It’s looking pretty certain that nuclear power is going to play an important role in meeting the UK’s energy demands in a low(ish) carbon future. Various other schemes, perhaps most notably the planned Severn barrage, are starting to look too expensive and, ironically, environmentally unacceptable. I say ironically, because nuclear power has long been unpalatable to the environmental movement. But, faced with the choice between the certain destruction of large areas of ecologically sensitive wetlands, and the remote possibility of a nuclear catastrophe, many environmentalists are starting to think that uranium’s not such a bad option.
Now, I don’t want to enter the debate about how safe nuclear power really is, nor about the actual carbon emissions (factoring in building, running and decomissioning) of ‘carbon free’ nuclear power. Frankly, if I want to be able to power this laptop and see the occasional landscape free of turbines, like Lovelock I can’t see much alternative. But, there is an interesting environmental impact of nuclear power stations that is not widely appreciated: their effects on fish stocks.
Nuclear power stations in the UK are all situated on the coast, for the simple reason that they require a constant supply of very large quantities of water to cool the reactors. This water is not contaminated (except thermally – bays and estuaries near the power stations tend to be rather warm, altering growth and phenology of some marine species) – but, there is still an impact. As well as sucking in sea water, these installations also, of course, suck in anything living in it.
Big things – fish, for example – do not mix well with power stations, and so are removed using a large screen. Everything over a minimum size will be retained. Survival is not high.
Of course, any callous ecologists reading this (is there any other kind?!) will immediately think, ‘that sounds like a fabulous sampling strategy’. Well, you’re too late – I only know all this because of a series of really interesting papers involving Peter Henderson, a fish ecologist from the University of Oxford and PISCES conservation who has been collecting data monthly from one power station (Hinkley Point, on the Severn esturary) for almost 30 years.

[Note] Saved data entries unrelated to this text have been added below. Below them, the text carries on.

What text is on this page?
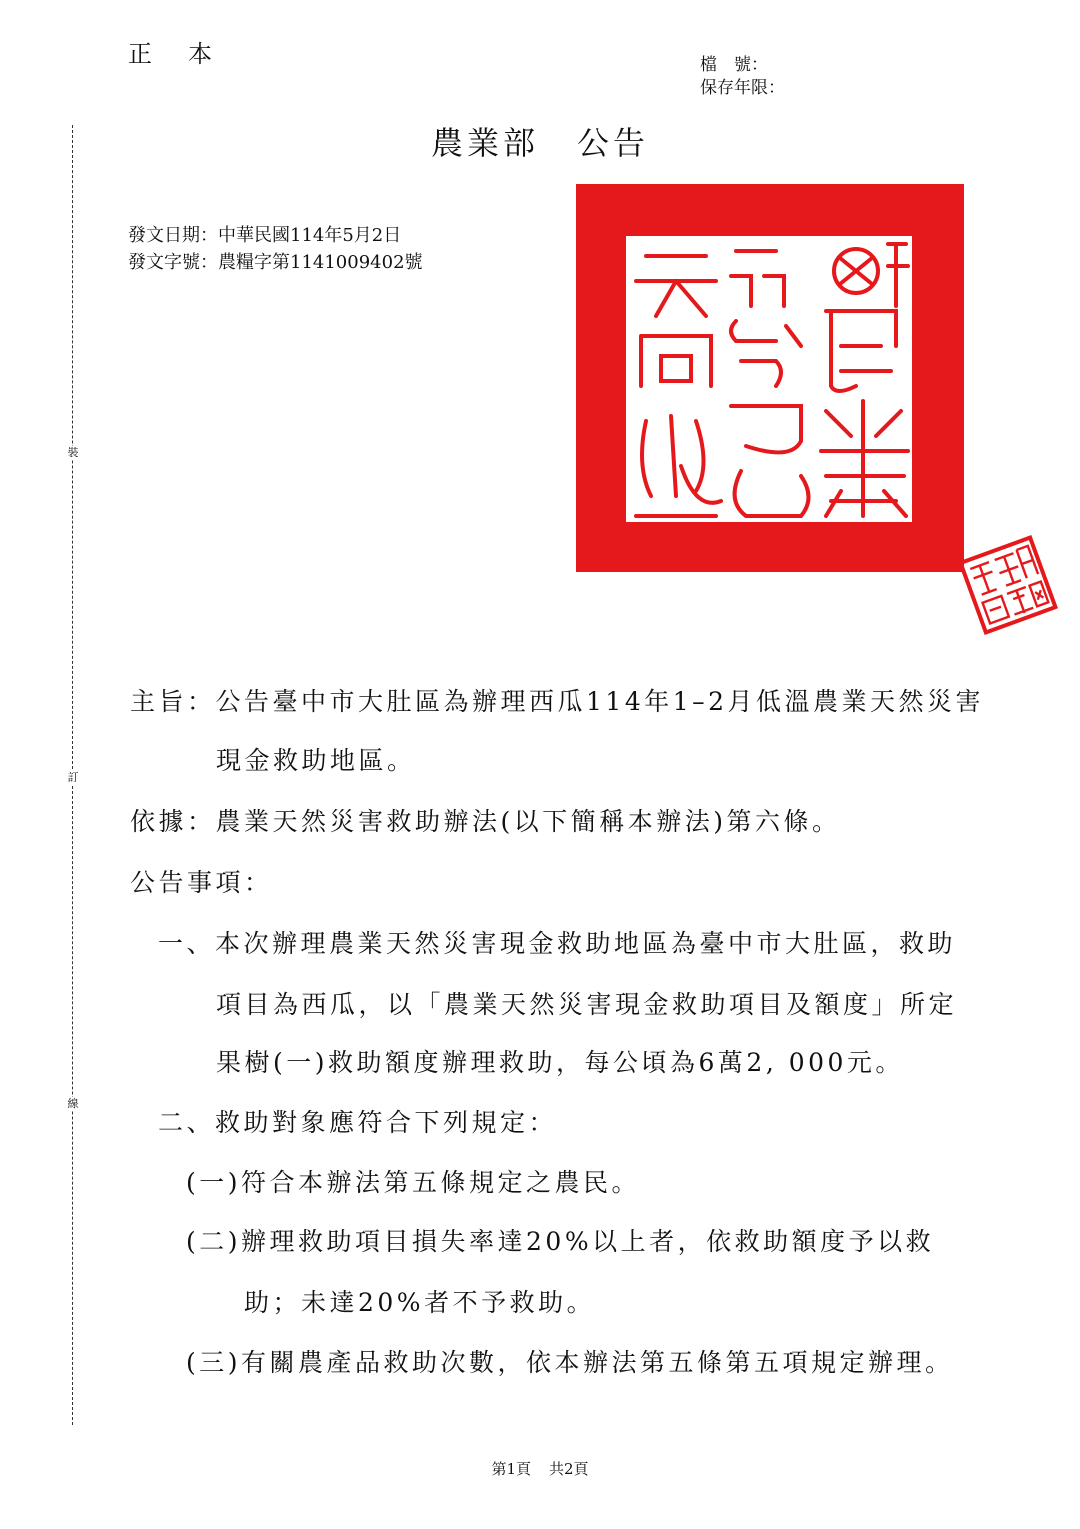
裝
訂
線
正本	檔　號：
保存年限：
農業部 公告
發文日期：中華民國114年5月2日
發文字號：農糧字第1141009402號
主旨：公告臺中市大肚區為辦理西瓜114年1–2月低溫農業天然災害
現金救助地區。
依據：農業天然災害救助辦法(以下簡稱本辦法)第六條。
公告事項：
一、本次辦理農業天然災害現金救助地區為臺中市大肚區，救助
項目為西瓜，以「農業天然災害現金救助項目及額度」所定
果樹(一)救助額度辦理救助，每公頃為6萬2, 000元。
二、救助對象應符合下列規定：
(一)符合本辦法第五條規定之農民。
(二)辦理救助項目損失率達20%以上者，依救助額度予以救
助；未達20%者不予救助。
(三)有關農產品救助次數，依本辦法第五條第五項規定辦理。
第1頁 共2頁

In a recent paper, Henderson and Anne Magurran, one of his regular collaborators in this work, confirm that
The sampling method will… catch adults and juveniles older than six months for all known British marine fishes
What struck me, reading this particular paper, is that the numbers presented allow some very rough guesstimates of the fish catch of the UK’s nuclear power stations. For instance, they describe a (mightily impressive) sample over 24 hours across 4 intake screens in Hinkley. I don’t know how many screens there are in total, but even just taking these 4, the intake trapped ‘approximately 20000 individuals from 49 fish species’. Simply multiplying by 365 gives an annual take on the order of 7.3 million individual fish. Times eight power stations in the UK, and with catches of decapod crustaceans (crabs, shrimp, and so on) around four times those of fish – the numbers quickly become colossal.

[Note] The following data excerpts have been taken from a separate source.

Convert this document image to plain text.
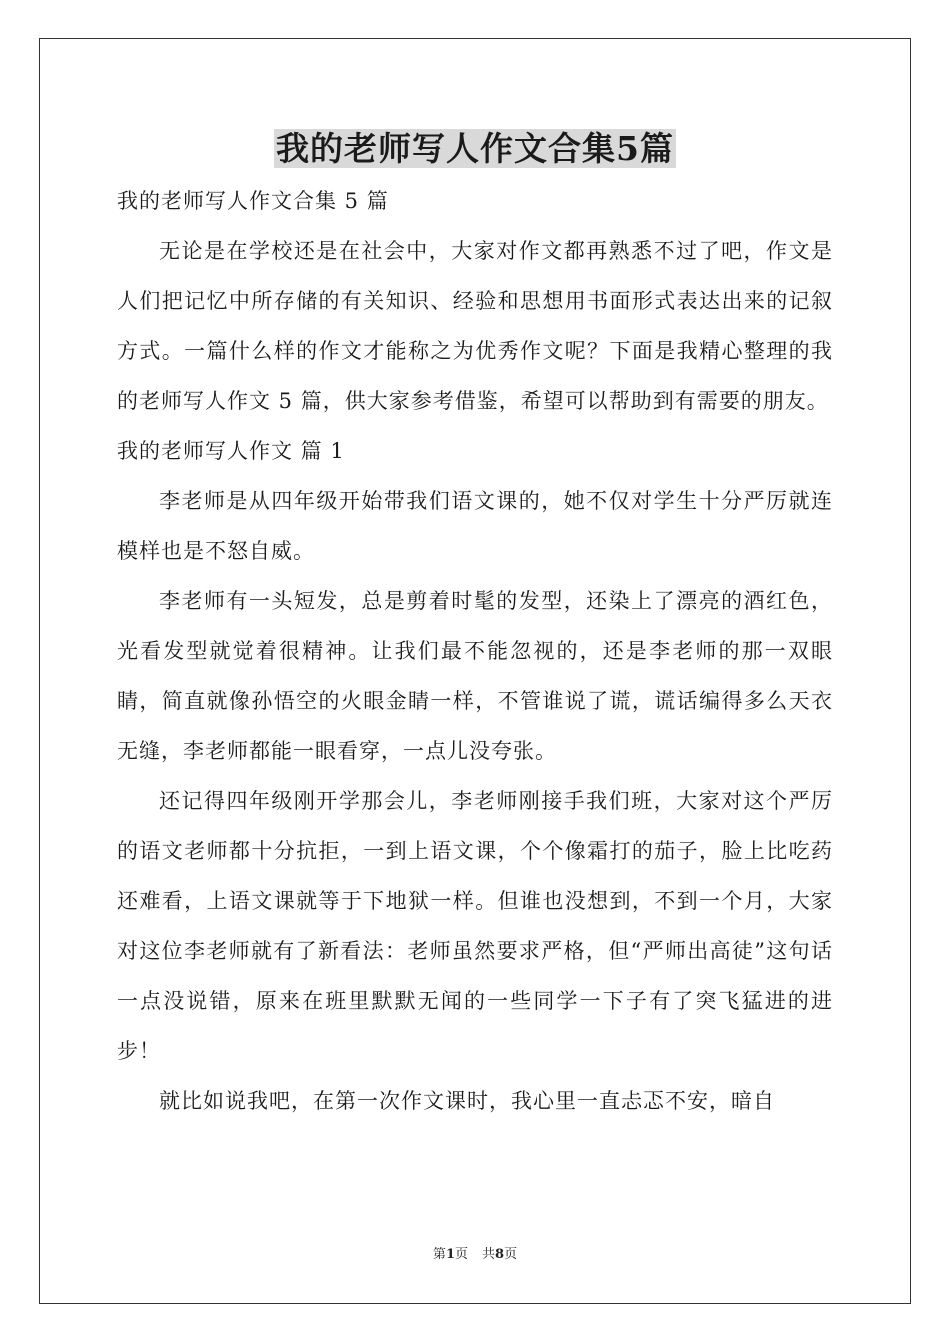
我的老师写人作文合集5篇

我的老师写人作文合集 5 篇

无论是在学校还是在社会中，大家对作文都再熟悉不过了吧，作文是人们把记忆中所存储的有关知识、经验和思想用书面形式表达出来的记叙方式。一篇什么样的作文才能称之为优秀作文呢？下面是我精心整理的我的老师写人作文 5 篇，供大家参考借鉴，希望可以帮助到有需要的朋友。

我的老师写人作文 篇 1

李老师是从四年级开始带我们语文课的，她不仅对学生十分严厉就连模样也是不怒自威。

李老师有一头短发，总是剪着时髦的发型，还染上了漂亮的酒红色，光看发型就觉着很精神。让我们最不能忽视的，还是李老师的那一双眼睛，简直就像孙悟空的火眼金睛一样，不管谁说了谎，谎话编得多么天衣无缝，李老师都能一眼看穿，一点儿没夸张。

还记得四年级刚开学那会儿，李老师刚接手我们班，大家对这个严厉的语文老师都十分抗拒，一到上语文课，个个像霜打的茄子，脸上比吃药还难看，上语文课就等于下地狱一样。但谁也没想到，不到一个月，大家对这位李老师就有了新看法：老师虽然要求严格，但“严师出高徒”这句话一点没说错，原来在班里默默无闻的一些同学一下子有了突飞猛进的进步！

就比如说我吧，在第一次作文课时，我心里一直忐忑不安，暗自

第1页 共8页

In the grand scheme of things, the fish killed by nuclear power stations pale into insignificance against the catch of the monstrous global fishing fleet, and the unprecedented threat of global climate change. But, power stations can be designed to eliminate this, using recirculation of water or even dry cooling. I wonder, if more people were aware of the terrific waste of prime marine protein that currently occurs, might we be prepared to pay the extra for such a system?